|News-Letter Nr. 592|
On Monday, December 1, a delegation of 40 Xavante people who are involved in the struggle to regain the Marãiwatsedé land arrived in Brasília to try and find a solution with the competent authorities for them to return to their lands, which are situated in the municipality of Alto Boa Vista, around 1,000 kilometers from Cuiabá, in the state of Mato Grosso.
The Xavante have been fighting to return to the Marãiwatsedé land for over 37 years. The land, which covers an area of 170,000 hectares and has been completely overrun, was homologated and registered in 1998 and requires only a court order for the squatters to be evicted and the indigenous people to return to it. In 2001, a federal court granted the squatters an injunction allowing them to remain where they were until the case was judged.
Tired of waiting for justice, on November 12 the Xavante set up a camp on the highway leading up to the land. At that time, more than 400 warriors were on one side of the bridge that separated them from the invaders, who were armed and trying at all cost to stop the indigenous people from going in.
In Brasília, the relevant authorities, considered by the Xavante as the final possibility for coming to an agreement which would avoid greater conflict, received the indigenous people and guaranteed solutions. The deputy Eduardo Valverde (PT-RO), coordinator of the Parliamentary Front for the Defense of Indigenous People's Rights, apologized for the failure of the "governmental apparatus." The Attorney Débora Duprat, of the 6th Coordination and Revision Chamber of the Public Prosecutor's Office, said that "the legal system has to start to account for its acts," in reference to the length of time taken to judge this case.
The Xavante warned the authorities of the possible consequences of greater conflict if the decision is not in their favor. "You won't like it if we resort to force. We, the Xavante people, are not afraid to die. The land is ours by right and this must be respected," said the leader Simão in a meeting held on December 1 with attorneys from the 6th Coordination and Revision Chamber of the Public Prosecutor's Office.
The case is to be judged by the High Court Judge Fagundes de Deus of the Federal Regional Court of the 1st Region, who on two consecutive occasions decided against the Xavante. On December 2, the judge met with two of the people's leaders who explained the situation in which they found themselves and reconfirmed their decision to enter the area at any cost.
Fagundes de Deus said that he was not aware of the seriousness of the conflict and of the situation of the land. "This is the first time these facts have been brought to my attention. We, the members of the Court, recognize that indigenous people have their own culture and we respect it. When we take our decisions we try to avoid any bloodshed." The judge was made aware of the current situation of the people and their land.
The Public Prosecutor's Office and Funai launched an appeal yesterday which would allow the indigenous people to return to a part of their land until the case is judged by the Court. The place in question is a ranch belonging to a squatter known as "Paraíba" who the Xavantes say is "known to" the indigenous people. Paraíba has been threatened with death by the ranchers in the region because of his harmonious relationship with the Xavante and has decided to leave his land and make it available to the indigenous people. It covers an area of around 2,000 hectares.
The Xavante are returning to Mato Grosso today and are already planning to return to their land if the decision is in their favor.

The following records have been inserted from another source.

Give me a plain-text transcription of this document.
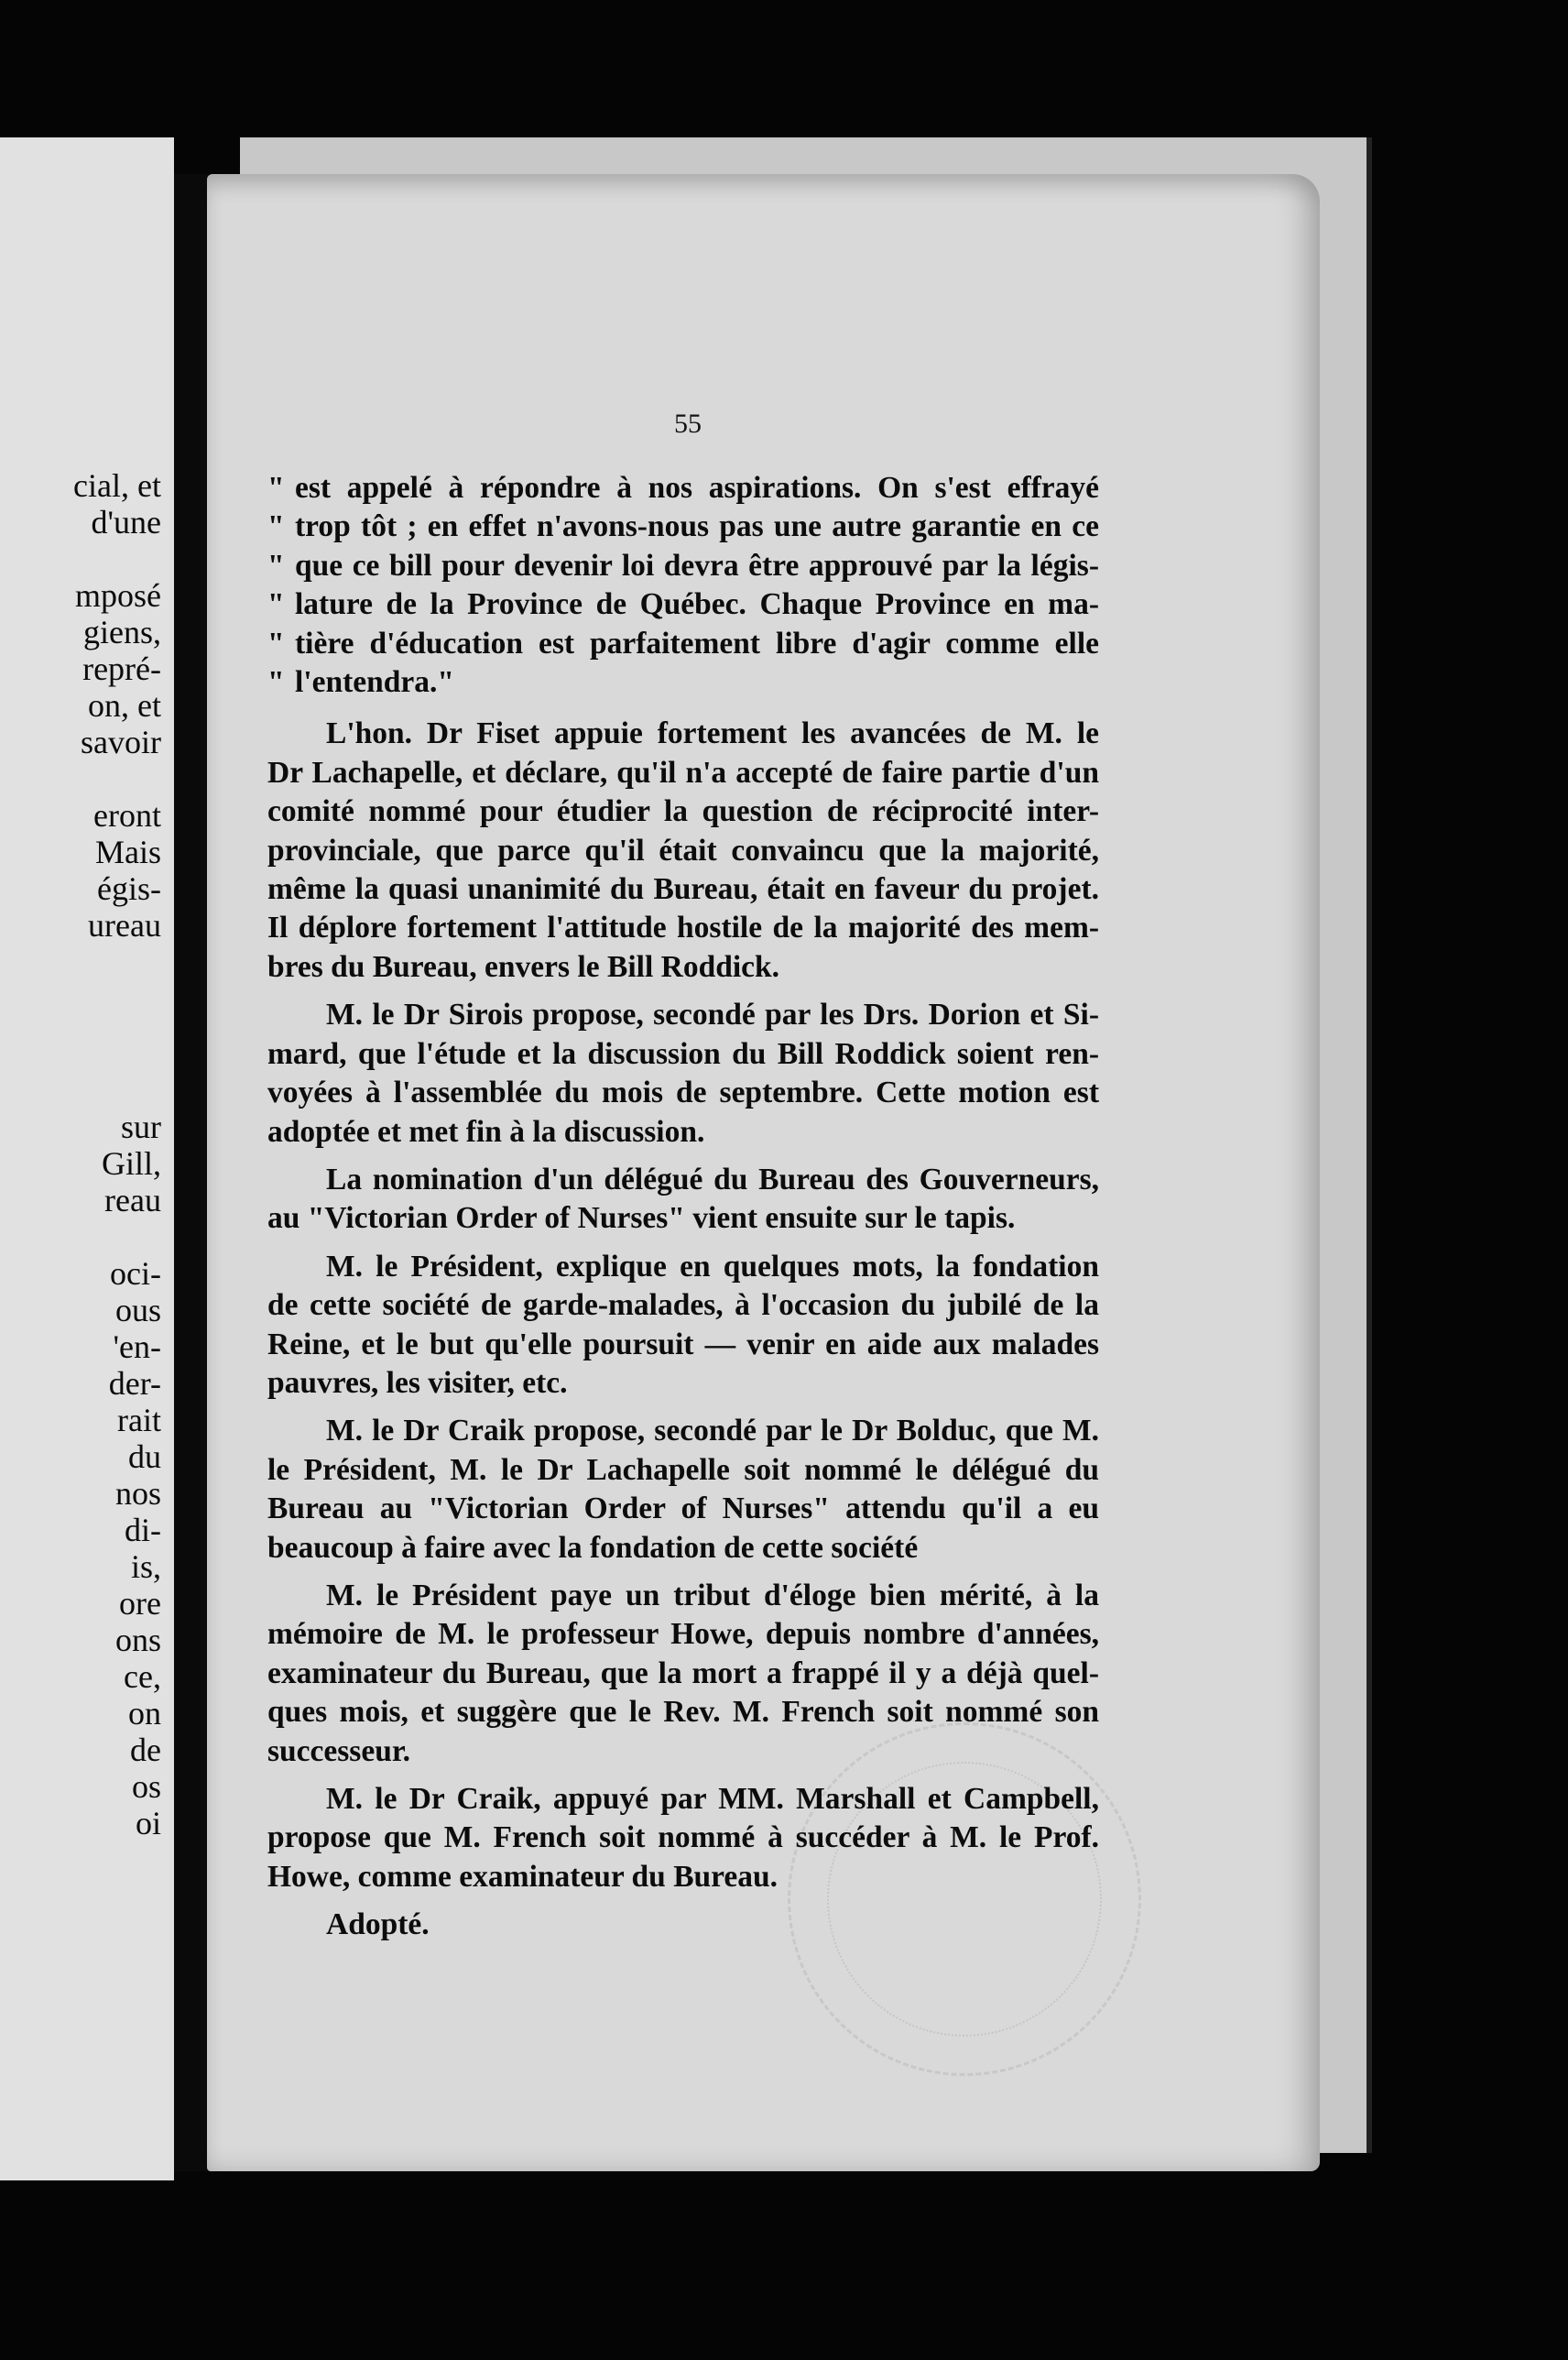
cial, et
d'une
mposé
giens,
repré-
on, et
savoir
eront
Mais
égis-
ureau
sur
Gill,
reau
oci-
ous
'en-
der-
rait
du
nos
di-
is,
ore
ons
ce,
on
de
os
oi
55
" est appelé à répondre à nos aspirations. On s'est effrayé
" trop tôt ; en effet n'avons-nous pas une autre garantie en ce
" que ce bill pour devenir loi devra être approuvé par la légis-
" lature de la Province de Québec. Chaque Province en ma-
" tière d'éducation est parfaitement libre d'agir comme elle
" l'entendra."
L'hon. Dr Fiset appuie fortement les avancées de M. le
Dr Lachapelle, et déclare, qu'il n'a accepté de faire partie d'un
comité nommé pour étudier la question de réciprocité inter-
provinciale, que parce qu'il était convaincu que la majorité,
même la quasi unanimité du Bureau, était en faveur du projet.
Il déplore fortement l'attitude hostile de la majorité des mem-
bres du Bureau, envers le Bill Roddick.
M. le Dr Sirois propose, secondé par les Drs. Dorion et Si-
mard, que l'étude et la discussion du Bill Roddick soient ren-
voyées à l'assemblée du mois de septembre. Cette motion est
adoptée et met fin à la discussion.
La nomination d'un délégué du Bureau des Gouverneurs,
au "Victorian Order of Nurses" vient ensuite sur le tapis.
M. le Président, explique en quelques mots, la fondation
de cette société de garde-malades, à l'occasion du jubilé de la
Reine, et le but qu'elle poursuit — venir en aide aux malades
pauvres, les visiter, etc.
M. le Dr Craik propose, secondé par le Dr Bolduc, que M.
le Président, M. le Dr Lachapelle soit nommé le délégué du
Bureau au "Victorian Order of Nurses" attendu qu'il a eu
beaucoup à faire avec la fondation de cette société
M. le Président paye un tribut d'éloge bien mérité, à la
mémoire de M. le professeur Howe, depuis nombre d'années,
examinateur du Bureau, que la mort a frappé il y a déjà quel-
ques mois, et suggère que le Rev. M. French soit nommé son
successeur.
M. le Dr Craik, appuyé par MM. Marshall et Campbell,
propose que M. French soit nommé à succéder à M. le Prof.
Howe, comme examinateur du Bureau.
Adopté.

On the other hand, the situation in the region is very tense. The invaders are mobilizing themselves to try to prevent the Xavante from getting in. According to Edson Beiriz, the Funai Administrator, the organization is arranging security to guarantee the presence of the Xavante in their own land.
The calamitous situation which the health care service in the Alto Solimões and Purus river regions is facing is being made public by the General Council of the Ticuna Tribe (CGTT) and by the Médio Purus Indigenous People's Organization (Opimp). The precarious service offered by Funasa and the lack of resources are causing outrage among the communities of these regions, who guarantee that they will occupy the headquarters of Funasa in Tabatinga, in the Western Amazon region, if action is not taken.

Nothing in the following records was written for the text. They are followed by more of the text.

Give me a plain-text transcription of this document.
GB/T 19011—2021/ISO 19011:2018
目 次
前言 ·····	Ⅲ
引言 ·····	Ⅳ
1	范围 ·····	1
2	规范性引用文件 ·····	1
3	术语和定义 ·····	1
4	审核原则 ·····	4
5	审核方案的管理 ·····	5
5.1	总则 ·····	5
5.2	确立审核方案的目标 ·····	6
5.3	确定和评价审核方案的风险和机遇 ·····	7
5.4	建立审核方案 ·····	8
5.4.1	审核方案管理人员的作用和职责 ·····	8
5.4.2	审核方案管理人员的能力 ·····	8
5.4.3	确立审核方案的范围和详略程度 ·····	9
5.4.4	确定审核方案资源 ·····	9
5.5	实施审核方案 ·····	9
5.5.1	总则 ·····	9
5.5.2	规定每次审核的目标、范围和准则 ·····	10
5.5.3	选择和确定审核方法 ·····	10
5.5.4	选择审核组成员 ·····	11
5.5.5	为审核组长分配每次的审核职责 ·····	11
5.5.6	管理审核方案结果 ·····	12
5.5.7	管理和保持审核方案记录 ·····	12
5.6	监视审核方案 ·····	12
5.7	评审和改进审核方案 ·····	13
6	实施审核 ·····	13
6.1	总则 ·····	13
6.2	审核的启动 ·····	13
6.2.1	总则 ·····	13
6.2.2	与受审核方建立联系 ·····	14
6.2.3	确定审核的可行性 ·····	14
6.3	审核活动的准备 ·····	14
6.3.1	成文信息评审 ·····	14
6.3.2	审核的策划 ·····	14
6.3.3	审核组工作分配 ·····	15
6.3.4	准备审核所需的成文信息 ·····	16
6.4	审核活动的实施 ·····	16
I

"People are outraged by the situation. We should have organized four vaccination campaigns this year, but could only carry out two. The staff have not been paid and their families need to be fed," claims Paulo Roberto de Abreu Bruno, administrative coordinator for the Special Indigenous Peoples' Sanitary District (DSEI), of the Alto Solimões region.
The Ticuna's organization took over the management of the Sanitary District of Alto Solimões in April 2002. Since then, it has faced enormous difficulties. The delays in receiving funds and the lack of attention paid to indigenous people is causing indignation. The communities are not being served and the staff are not being paid.
In the Purus river region, Opimp sent an official letter to the Attorney General's Office asking the Public Prosecutor's Office to intervene so that the agreement reached can be fulfilled.